Search code examples
pythonpython-polars

Polars: change a value in a dataframe if a condition is met in another column


I have this dataframe

one two
a hola
b world

And I want to change hola for hello:

one two
a hello
b world

How can I change the values of a row based on a condition in another column?

For instance, with PostgreSQL I could do this:

UPDATE my_table SET two = 'hello' WHERE one = 'a';

Or in Spark

my_table.withColumn("two", when(col("one") == "a", "hello"))

I've tried using with_columns(pl.when(pl.col("one") == "a").then("hello")) but that changes the column "one".

EDIT: I could create a SQL instance and plot my way through via SQL but there must be way to achieve this via the Python API.


Solution

  • You were really close with with_columns(pl.when(pl.col("one") == "a").then("hello")) but you needed to tell it which column that should be.

    When you don't tell it which column you're referring to then it has to guess and in this case it guessed the column you referred to.

    Instead you do

    (df 
        .with_columns(
            two=pl.when(pl.col('one')=='a')
                    .then(pl.lit('hello'))
                    .otherwise(pl.col('two')))
    )
    

    This uses the **kwargs input of with_columns to allow the column named to be on the left of an equal sign as though it were a parameter to a function.

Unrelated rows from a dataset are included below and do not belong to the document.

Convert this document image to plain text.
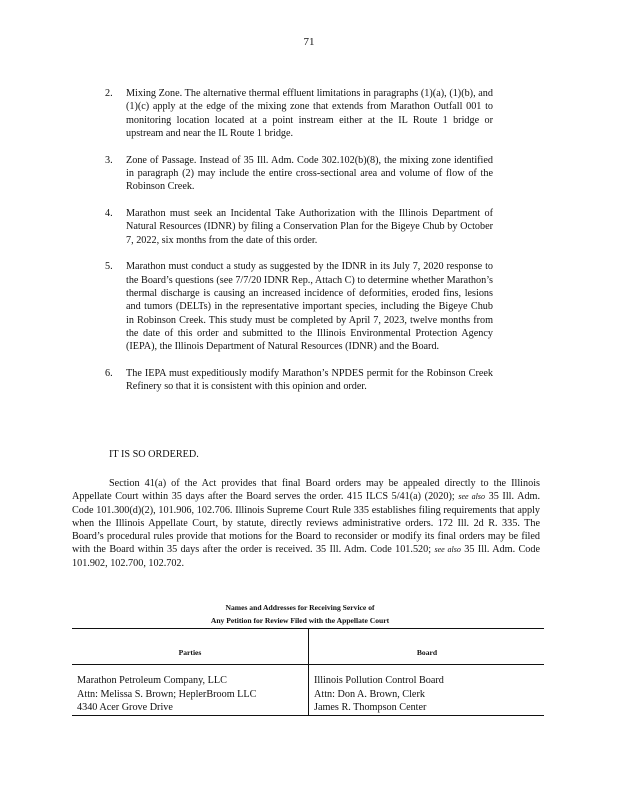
71
2. Mixing Zone. The alternative thermal effluent limitations in paragraphs (1)(a), (1)(b), and (1)(c) apply at the edge of the mixing zone that extends from Marathon Outfall 001 to monitoring location located at a point instream either at the IL Route 1 bridge or upstream and near the IL Route 1 bridge.
3. Zone of Passage. Instead of 35 Ill. Adm. Code 302.102(b)(8), the mixing zone identified in paragraph (2) may include the entire cross-sectional area and volume of flow of the Robinson Creek.
4. Marathon must seek an Incidental Take Authorization with the Illinois Department of Natural Resources (IDNR) by filing a Conservation Plan for the Bigeye Chub by October 7, 2022, six months from the date of this order.
5. Marathon must conduct a study as suggested by the IDNR in its July 7, 2020 response to the Board’s questions (see 7/7/20 IDNR Rep., Attach C) to determine whether Marathon’s thermal discharge is causing an increased incidence of deformities, eroded fins, lesions and tumors (DELTs) in the representative important species, including the Bigeye Chub in Robinson Creek. This study must be completed by April 7, 2023, twelve months from the date of this order and submitted to the Illinois Environmental Protection Agency (IEPA), the Illinois Department of Natural Resources (IDNR) and the Board.
6. The IEPA must expeditiously modify Marathon’s NPDES permit for the Robinson Creek Refinery so that it is consistent with this opinion and order.
IT IS SO ORDERED.

Section 41(a) of the Act provides that final Board orders may be appealed directly to the Illinois Appellate Court within 35 days after the Board serves the order. 415 ILCS 5/41(a) (2020); see also 35 Ill. Adm. Code 101.300(d)(2), 101.906, 102.706. Illinois Supreme Court Rule 335 establishes filing requirements that apply when the Illinois Appellate Court, by statute, directly reviews administrative orders. 172 Ill. 2d R. 335. The Board’s procedural rules provide that motions for the Board to reconsider or modify its final orders may be filed with the Board within 35 days after the order is received. 35 Ill. Adm. Code 101.520; see also 35 Ill. Adm. Code 101.902, 102.700, 102.702.

Names and Addresses for Receiving Service of
Any Petition for Review Filed with the Appellate Court
Parties	Board
Marathon Petroleum Company, LLC
Attn: Melissa S. Brown; HeplerBroom LLC
4340 Acer Grove Drive
Illinois Pollution Control Board
Attn: Don A. Brown, Clerk
James R. Thompson Center
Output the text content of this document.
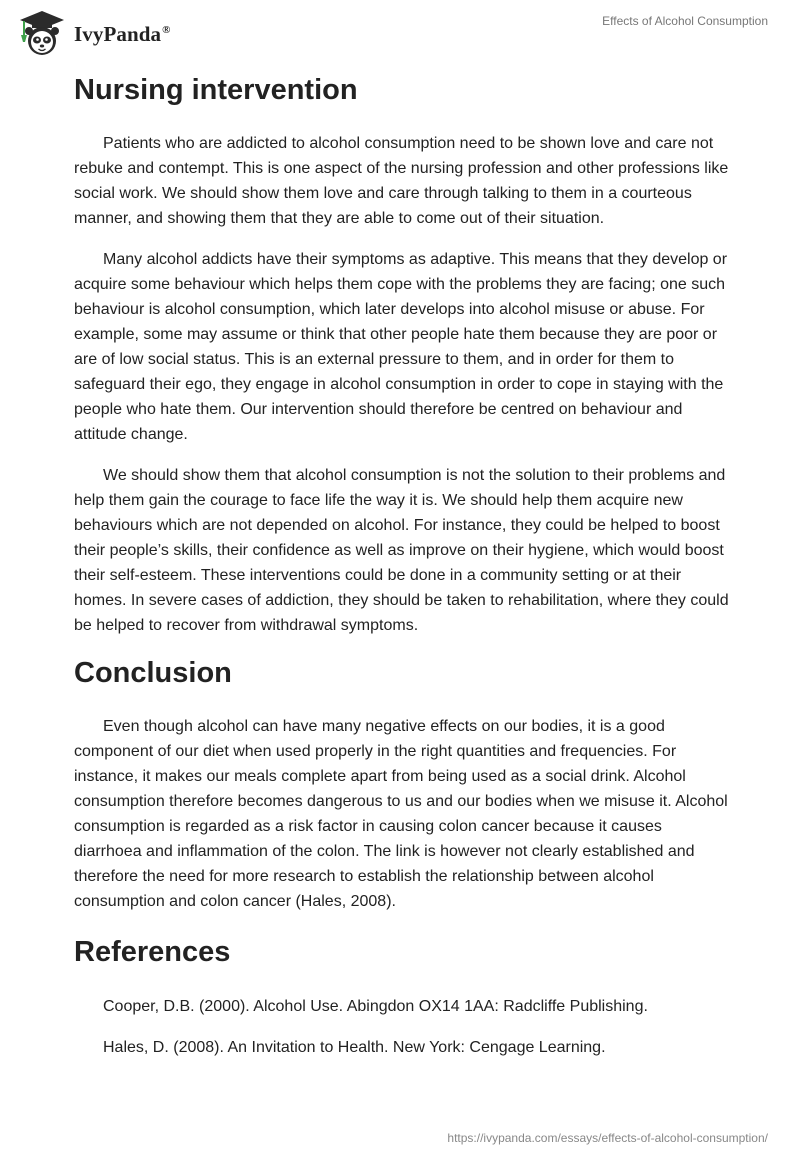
IvyPanda®
Effects of Alcohol Consumption
Nursing intervention

Patients who are addicted to alcohol consumption need to be shown love and care not rebuke and contempt. This is one aspect of the nursing profession and other professions like social work. We should show them love and care through talking to them in a courteous manner, and showing them that they are able to come out of their situation.

Many alcohol addicts have their symptoms as adaptive. This means that they develop or acquire some behaviour which helps them cope with the problems they are facing; one such behaviour is alcohol consumption, which later develops into alcohol misuse or abuse. For example, some may assume or think that other people hate them because they are poor or are of low social status. This is an external pressure to them, and in order for them to safeguard their ego, they engage in alcohol consumption in order to cope in staying with the people who hate them. Our intervention should therefore be centred on behaviour and attitude change.

We should show them that alcohol consumption is not the solution to their problems and help them gain the courage to face life the way it is. We should help them acquire new behaviours which are not depended on alcohol. For instance, they could be helped to boost their people’s skills, their confidence as well as improve on their hygiene, which would boost their self-esteem. These interventions could be done in a community setting or at their homes. In severe cases of addiction, they should be taken to rehabilitation, where they could be helped to recover from withdrawal symptoms.

Conclusion

Even though alcohol can have many negative effects on our bodies, it is a good component of our diet when used properly in the right quantities and frequencies. For instance, it makes our meals complete apart from being used as a social drink. Alcohol consumption therefore becomes dangerous to us and our bodies when we misuse it. Alcohol consumption is regarded as a risk factor in causing colon cancer because it causes diarrhoea and inflammation of the colon. The link is however not clearly established and therefore the need for more research to establish the relationship between alcohol consumption and colon cancer (Hales, 2008).

References

Cooper, D.B. (2000). Alcohol Use. Abingdon OX14 1AA: Radcliffe Publishing.

Hales, D. (2008). An Invitation to Health. New York: Cengage Learning.

https://ivypanda.com/essays/effects-of-alcohol-consumption/
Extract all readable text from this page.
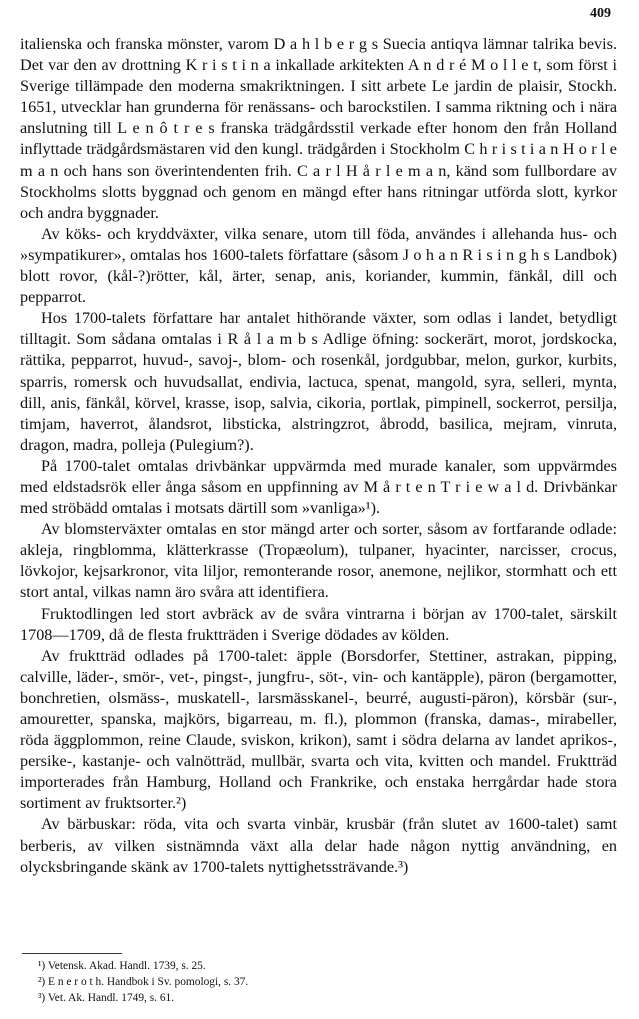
409

italienska och franska mönster, varom D a h l b e r g s Suecia antiqva lämnar talrika bevis. Det var den av drottning K r i s t i n a inkallade arkitekten A n d r é M o l l e t, som först i Sverige tillämpade den moderna smakriktningen. I sitt arbete Le jardin de plaisir, Stockh. 1651, utvecklar han grunderna för renässans- och barockstilen. I samma riktning och i nära anslutning till L e n ô t r e s franska trädgårdsstil verkade efter honom den från Holland inflyttade trädgårdsmästaren vid den kungl. trädgården i Stockholm C h r i s t i a n H o r l e m a n och hans son överintendenten frih. C a r l H å r l e m a n, känd som fullbordare av Stockholms slotts byggnad och genom en mängd efter hans ritningar utförda slott, kyrkor och andra byggnader.

Av köks- och kryddväxter, vilka senare, utom till föda, användes i allehanda hus- och »sympatikurer», omtalas hos 1600-talets författare (såsom J o h a n R i s i n g h s Landbok) blott rovor, (kål-?)rötter, kål, ärter, senap, anis, koriander, kummin, fänkål, dill och pepparrot.

Hos 1700-talets författare har antalet hithörande växter, som odlas i landet, betydligt tilltagit. Som sådana omtalas i R å l a m b s Adlige öfning: sockerärt, morot, jordskocka, rättika, pepparrot, huvud-, savoj-, blom- och rosenkål, jordgubbar, melon, gurkor, kurbits, sparris, romersk och huvudsallat, endivia, lactuca, spenat, mangold, syra, selleri, mynta, dill, anis, fänkål, körvel, krasse, isop, salvia, cikoria, portlak, pimpinell, sockerrot, persilja, timjam, haverrot, ålandsrot, libsticka, alstringzrot, åbrodd, basilica, mejram, vinruta, dragon, madra, polleja (Pulegium?).

På 1700-talet omtalas drivbänkar uppvärmda med murade kanaler, som uppvärmdes med eldstadsrök eller ånga såsom en uppfinning av M å r t e n T r i e w a l d. Drivbänkar med ströbädd omtalas i motsats därtill som »vanliga»¹).

Av blomsterväxter omtalas en stor mängd arter och sorter, såsom av fortfarande odlade: akleja, ringblomma, klätterkrasse (Tropæolum), tulpaner, hyacinter, narcisser, crocus, lövkojor, kejsarkronor, vita liljor, remonterande rosor, anemone, nejlikor, stormhatt och ett stort antal, vilkas namn äro svåra att identifiera.

Fruktodlingen led stort avbräck av de svåra vintrarna i början av 1700-talet, särskilt 1708—1709, då de flesta fruktträden i Sverige dödades av kölden.

Av fruktträd odlades på 1700-talet: äpple (Borsdorfer, Stettiner, astrakan, pipping, calville, läder-, smör-, vet-, pingst-, jungfru-, söt-, vin- och kantäpple), päron (bergamotter, bonchretien, olsmäss-, muskatell-, larsmässkanel-, beurré, augusti-päron), körsbär (sur-, amouretter, spanska, majkörs, bigarreau, m. fl.), plommon (franska, damas-, mirabeller, röda äggplommon, reine Claude, sviskon, krikon), samt i södra delarna av landet aprikos-, persike-, kastanje- och valnötträd, mullbär, svarta och vita, kvitten och mandel. Fruktträd importerades från Hamburg, Holland och Frankrike, och enstaka herrgårdar hade stora sortiment av fruktsorter.²)

Av bärbuskar: röda, vita och svarta vinbär, krusbär (från slutet av 1600-talet) samt berberis, av vilken sistnämnda växt alla delar hade någon nyttig användning, en olycksbringande skänk av 1700-talets nyttighetssträvande.³)

¹) Vetensk. Akad. Handl. 1739, s. 25.

²) E n e r o t h. Handbok i Sv. pomologi, s. 37.

³) Vet. Ak. Handl. 1749, s. 61.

You can also use alias syntax like this...

    (df 
        .with_columns(
            (pl.when(pl.col('one')=='a')
                    .then(pl.lit('hello'))
                    .otherwise(pl.col('two')))
                .alias('two')
                    )
    )
    

    Note that I wrapped the entire when/then/otherwise in parenthesis. The order of operations around when/then/otherwise and alias is weird so I find it's best to always completely wrap them in parenthesis to avoid unexpected results. Worst case scenario is you have redundant parenthesis which doesn't hurt anything.